Wednesday, April 13, 2011

Morning Update/ Market Thread 4/13 - Never Ending Fantasy Edition...

Good Morning,

Equity futures are bouncing this morning, with the dollar lower, bonds lower, oil higher after bouncing off Goldman’s $105 manipulation… errr target price, gold and silver are higher, and food commodities are slightly higher after falling the past couple of days.

JPMorgan managed to “beat” estimates, doing so by marking their goliath “portfolio” to fantasy and by taking smaller loan loss reserves, particularly on credit cards. Without the reduced charge offs, earnings would have been a large miss. The truth is that JPM is 100% insolvent the day they are forced to mark their “assets” to market.

Many, including myself, are crediting “Fed” manipulation and money printing for running markets up, but don’t forget that mark-to-fantasy accounting rules are just as big a part of the illusion and no one is talking about them anymore.

By the way - why do we allow banks to even participate in speculating in equity and commodity markets? Is there really a need for that? Oh yeah, I almost forgot that the markets are all about them, owned by them, manipulated by them - and they can because they're the ones producing the money and getting the rules written for their benefit. Silly me, I almost forgot.

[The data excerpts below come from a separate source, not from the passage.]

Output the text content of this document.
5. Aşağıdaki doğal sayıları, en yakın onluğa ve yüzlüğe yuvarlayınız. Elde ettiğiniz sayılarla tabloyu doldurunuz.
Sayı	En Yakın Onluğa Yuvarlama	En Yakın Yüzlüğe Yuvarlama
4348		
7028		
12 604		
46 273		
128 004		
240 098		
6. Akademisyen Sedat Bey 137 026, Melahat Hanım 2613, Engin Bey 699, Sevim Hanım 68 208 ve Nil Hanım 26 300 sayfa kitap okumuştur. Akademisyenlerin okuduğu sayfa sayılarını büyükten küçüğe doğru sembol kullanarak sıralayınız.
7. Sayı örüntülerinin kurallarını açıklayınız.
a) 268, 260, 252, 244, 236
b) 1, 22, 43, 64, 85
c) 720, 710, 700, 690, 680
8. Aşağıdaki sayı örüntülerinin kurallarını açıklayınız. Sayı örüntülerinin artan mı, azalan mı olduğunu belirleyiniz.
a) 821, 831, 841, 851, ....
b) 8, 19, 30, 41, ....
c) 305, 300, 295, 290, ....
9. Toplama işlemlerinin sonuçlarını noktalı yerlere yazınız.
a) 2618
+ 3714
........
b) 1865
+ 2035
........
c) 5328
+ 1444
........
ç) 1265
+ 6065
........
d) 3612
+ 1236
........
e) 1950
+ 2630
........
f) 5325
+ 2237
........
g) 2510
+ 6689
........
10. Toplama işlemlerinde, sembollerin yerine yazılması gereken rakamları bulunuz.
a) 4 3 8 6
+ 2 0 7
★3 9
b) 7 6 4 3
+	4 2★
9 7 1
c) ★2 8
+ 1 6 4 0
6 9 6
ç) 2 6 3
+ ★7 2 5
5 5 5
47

The still conflicted and morally bankrupt Mortgage Banker’s Association reported Purchase Applications fell 4.7% in the prior week, and the Refinance Index fell 7.7%, bringing their overall fantasy down 6.7%. Here’s Econotrip:

Highlights Purchase applications for mortgages fell back 4.7 percent in the April 8 week to only partially reverse a 6.7 percent jump in the prior week. On refinancing, the Mortgage Bankers Association which produces the report has been warning that rates have moved too high to attract much interest from creditworthy borrowers. Refinance applications fell 7.7 percent in the week to a two-month low. April may be getting off to a slow start but purchase applications did move higher in prior weeks signaling improvement for March home sales data.
Okay, I have to admit that I don’t think I can keep reporting on such drivel from such obvious shills.

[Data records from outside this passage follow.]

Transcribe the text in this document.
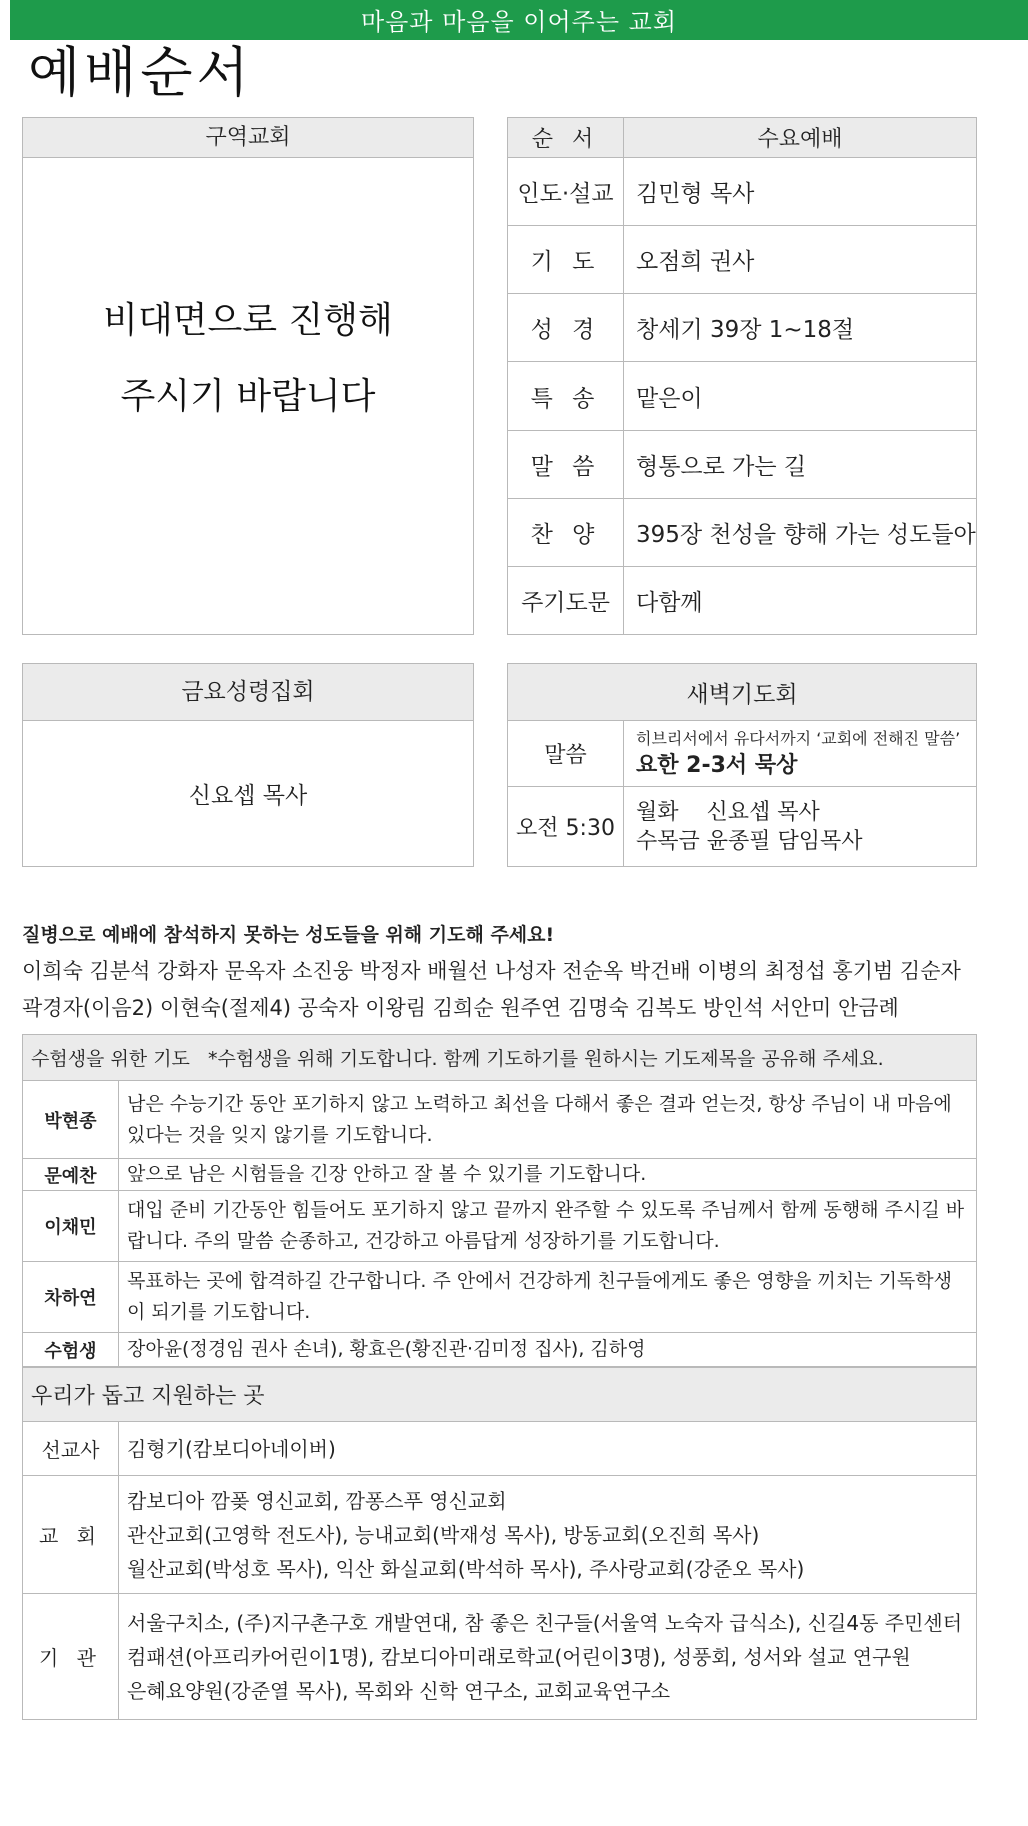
마음과 마음을 이어주는 교회
예배순서
구역교회
비대면으로 진행해
주시기 바랍니다
순 서	수요예배
인도·설교	김민형 목사
기 도	오점희 권사
성 경	창세기 39장 1~18절
특 송	맡은이
말 씀	형통으로 가는 길
찬 양	395장 천성을 향해 가는 성도들아
주기도문	다함께
금요성령집회
신요셉 목사
새벽기도회	
말씀	히브리서에서 유다서까지 ‘교회에 전해진 말씀’
요한 2-3서 묵상

오전 5:30	월화    신요셉 목사
수목금 윤종필 담임목사
질병으로 예배에 참석하지 못하는 성도들을 위해 기도해 주세요!
이희숙 김분석 강화자 문옥자 소진웅 박정자 배월선 나성자 전순옥 박건배 이병의 최정섭 홍기범 김순자
곽경자(이음2) 이현숙(절제4) 공숙자 이왕림 김희순 원주연 김명숙 김복도 방인석 서안미 안금례
수험생을 위한 기도   *수험생을 위해 기도합니다. 함께 기도하기를 원하시는 기도제목을 공유해 주세요.	
박현종	남은 수능기간 동안 포기하지 않고 노력하고 최선을 다해서 좋은 결과 얻는것, 항상 주님이 내 마음에 있다는 것을 잊지 않기를 기도합니다.
문예찬	앞으로 남은 시험들을 긴장 안하고 잘 볼 수 있기를 기도합니다.
이채민	대입 준비 기간동안 힘들어도 포기하지 않고 끝까지 완주할 수 있도록 주님께서 함께 동행해 주시길 바랍니다. 주의 말씀 순종하고, 건강하고 아름답게 성장하기를 기도합니다.
차하연	목표하는 곳에 합격하길 간구합니다. 주 안에서 건강하게 친구들에게도 좋은 영향을 끼치는 기독학생이 되기를 기도합니다.
수험생	장아윤(정경임 권사 손녀), 황효은(황진관·김미정 집사), 김하영
우리가 돕고 지원하는 곳	
선교사	김형기(캄보디아네이버)

교 회	캄보디아 깜퐂 영신교회, 깜퐁스푸 영신교회
관산교회(고영학 전도사), 능내교회(박재성 목사), 방동교회(오진희 목사)
월산교회(박성호 목사), 익산 화실교회(박석하 목사), 주사랑교회(강준오 목사)

기 관	서울구치소, (주)지구촌구호 개발연대, 참 좋은 친구들(서울역 노숙자 급식소), 신길4동 주민센터
컴패션(아프리카어린이1명), 캄보디아미래로학교(어린이3명), 성풍회, 성서와 설교 연구원
은혜요양원(강준열 목사), 목회와 신학 연구소, 교회교육연구소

Speaking of shills, Retail Sales – one of the most inaccurate reports due to measurement in dollars and survival bias – rose by “only” .4% in March, this is below Feburary’s 1.0%, and is also less than expectations. I say “only” because although at an annualized rate that’s a whopping 4.8% of unsustainable growth, but it PALES in comparison to yesterday’s import price growth of 2.7% (annualized 32.4%, and compounded for a year is over 37%!). So, retail sales not only fail to correct for stores gone out of business, but in this case they lagged import inflation by 2.3%! Thus, the reality is that retail sales are FALLING, and they are falling dramatically in real terms. Here’s Econoshill for your daily dose of rationalizing and “consumer” conditioning:

Highlights As expected, retail sales in March posted a strong gain on higher gasoline sales, helping to offset weakness in auto sales. But spending was reasonably healthy overall outside these two components. Overall retail sales advanced 0.4 percent, following a revised 1.1 percent gain in February and a revised 0.8 percent increase in January. The March boost fell short of the median market forecast for a 0.5 percent rise. Excluding autos, sales gained 0.8 percent, following a 1.1 percent increase in February. Analysts had called for a 0.7 percent boost. February increases for headline and core were originally estimated at 1.0 percent and 0.7 percent, respectively. But spending is holding up overall.

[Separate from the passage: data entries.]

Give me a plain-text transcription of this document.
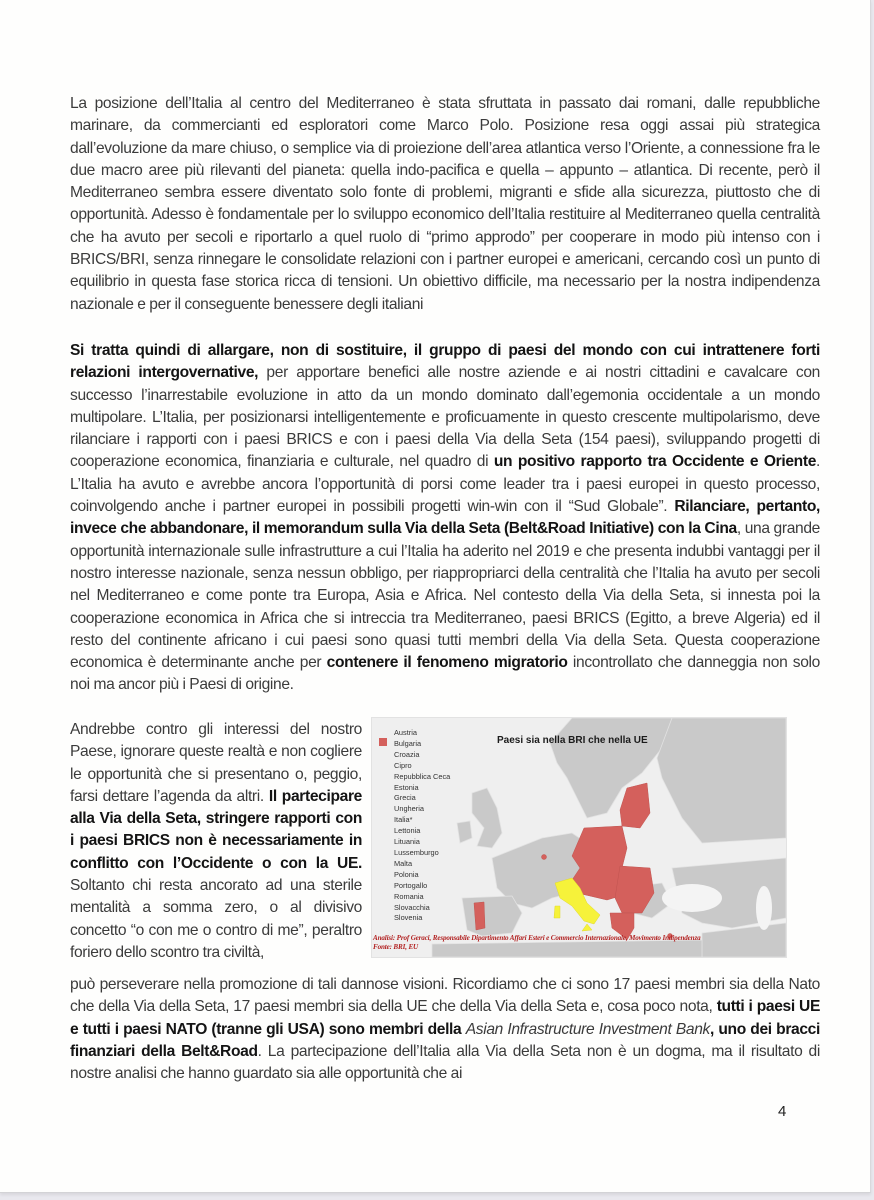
La posizione dell’Italia al centro del Mediterraneo è stata sfruttata in passato dai romani, dalle repubbliche marinare, da commercianti ed esploratori come Marco Polo. Posizione resa oggi assai più strategica dall’evoluzione da mare chiuso, o semplice via di proiezione dell’area atlantica verso l’Oriente, a connessione fra le due macro aree più rilevanti del pianeta: quella indo-pacifica e quella – appunto – atlantica. Di recente, però il Mediterraneo sembra essere diventato solo fonte di problemi, migranti e sfide alla sicurezza, piuttosto che di opportunità. Adesso è fondamentale per lo sviluppo economico dell’Italia restituire al Mediterraneo quella centralità che ha avuto per secoli e riportarlo a quel ruolo di “primo approdo” per cooperare in modo più intenso con i BRICS/BRI, senza rinnegare le consolidate relazioni con i partner europei e americani, cercando così un punto di equilibrio in questa fase storica ricca di tensioni. Un obiettivo difficile, ma necessario per la nostra indipendenza nazionale e per il conseguente benessere degli italiani

Si tratta quindi di allargare, non di sostituire, il gruppo di paesi del mondo con cui intrattenere forti relazioni intergovernative, per apportare benefici alle nostre aziende e ai nostri cittadini e cavalcare con successo l’inarrestabile evoluzione in atto da un mondo dominato dall’egemonia occidentale a un mondo multipolare. L’Italia, per posizionarsi intelligentemente e proficuamente in questo crescente multipolarismo, deve rilanciare i rapporti con i paesi BRICS e con i paesi della Via della Seta (154 paesi), sviluppando progetti di cooperazione economica, finanziaria e culturale, nel quadro di un positivo rapporto tra Occidente e Oriente. L’Italia ha avuto e avrebbe ancora l’opportunità di porsi come leader tra i paesi europei in questo processo, coinvolgendo anche i partner europei in possibili progetti win-win con il “Sud Globale”. Rilanciare, pertanto, invece che abbandonare, il memorandum sulla Via della Seta (Belt&Road Initiative) con la Cina, una grande opportunità internazionale sulle infrastrutture a cui l’Italia ha aderito nel 2019 e che presenta indubbi vantaggi per il nostro interesse nazionale, senza nessun obbligo, per riappropriarci della centralità che l’Italia ha avuto per secoli nel Mediterraneo e come ponte tra Europa, Asia e Africa. Nel contesto della Via della Seta, si innesta poi la cooperazione economica in Africa che si intreccia tra Mediterraneo, paesi BRICS (Egitto, a breve Algeria) ed il resto del continente africano i cui paesi sono quasi tutti membri della Via della Seta. Questa cooperazione economica è determinante anche per contenere il fenomeno migratorio incontrollato che danneggia non solo noi ma ancor più i Paesi di origine.

Andrebbe contro gli interessi del nostro Paese, ignorare queste realtà e non cogliere le opportunità che si presentano o, peggio, farsi dettare l’agenda da altri. Il partecipare alla Via della Seta, stringere rapporti con i paesi BRICS non è necessariamente in conflitto con l’Occidente o con la UE. Soltanto chi resta ancorato ad una sterile mentalità a somma zero, o al divisivo concetto “o con me o contro di me”, peraltro foriero dello scontro tra civiltà,

Austria
Bulgaria
Croazia
Cipro
Repubblica Ceca
Estonia
Grecia
Ungheria
Italia*
Lettonia
Lituania
Lussemburgo
Malta
Polonia
Portogallo
Romania
Slovacchia
Slovenia
Paesi sia nella BRI che nella UE
Analisi: Prof Geraci, Responsabile Dipartimento Affari Esteri e Commercio Internazionale, Movimento Indipendenza
Fonte: BRI, EU

può perseverare nella promozione di tali dannose visioni. Ricordiamo che ci sono 17 paesi membri sia della Nato che della Via della Seta, 17 paesi membri sia della UE che della Via della Seta e, cosa poco nota, tutti i paesi UE e tutti i paesi NATO (tranne gli USA) sono membri della Asian Infrastructure Investment Bank, uno dei bracci finanziari della Belt&Road. La partecipazione dell’Italia alla Via della Seta non è un dogma, ma il risultato di nostre analisi che hanno guardato sia alle opportunità che ai

4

Importantly, sales excluding autos and gasoline in March advanced 0.6 percent, following a 0.9 percent increase in February. Some of components that are strong include furniture & home furnishings (3.6 percent), building materials (2.2 percent), electronics & appliance stores (2.1 percent), clothing (0.6 percent), general merchandise (0.4 percent), and food services & drinking places (1.0 percent).

Overall retail sales on a year-ago basis in March slipped to 7.1 percent from 9.1 percent the prior month. Excluding motor vehicles, sales were up a year-ago 6.5 percent, following 6.8 percent in February.

While the headline number came in below expectations, it also was strong. And even after discounting higher gasoline prices, spending is healthy. The cost of filling up at the gas station may be cutting into discretionary income-but not yet spending. While there is talk of a more moderate GDP number for the first quarter, it is not because of the consumer.
Speaking of fantasy… Ummm, okay… I think I know what that light at the end of that tunnel is.

Business Inventories will be reported at 10 Eastern, and the criminals’ “beige book” (ever wonder where they keep their real “books?”) will be released this afternoon.

The headline on the front page of my local newspaper reads, “An "alarming" number of students are Homeless.” Our “wealthy” small town, it seems, has seen the number of homeless children skyrocket 400% in the past 3 years. The children tracked are in temporary quarters, “living in motels, cars, camp grounds, trailer parks, multi-family housing, and foster kids in temporary placement.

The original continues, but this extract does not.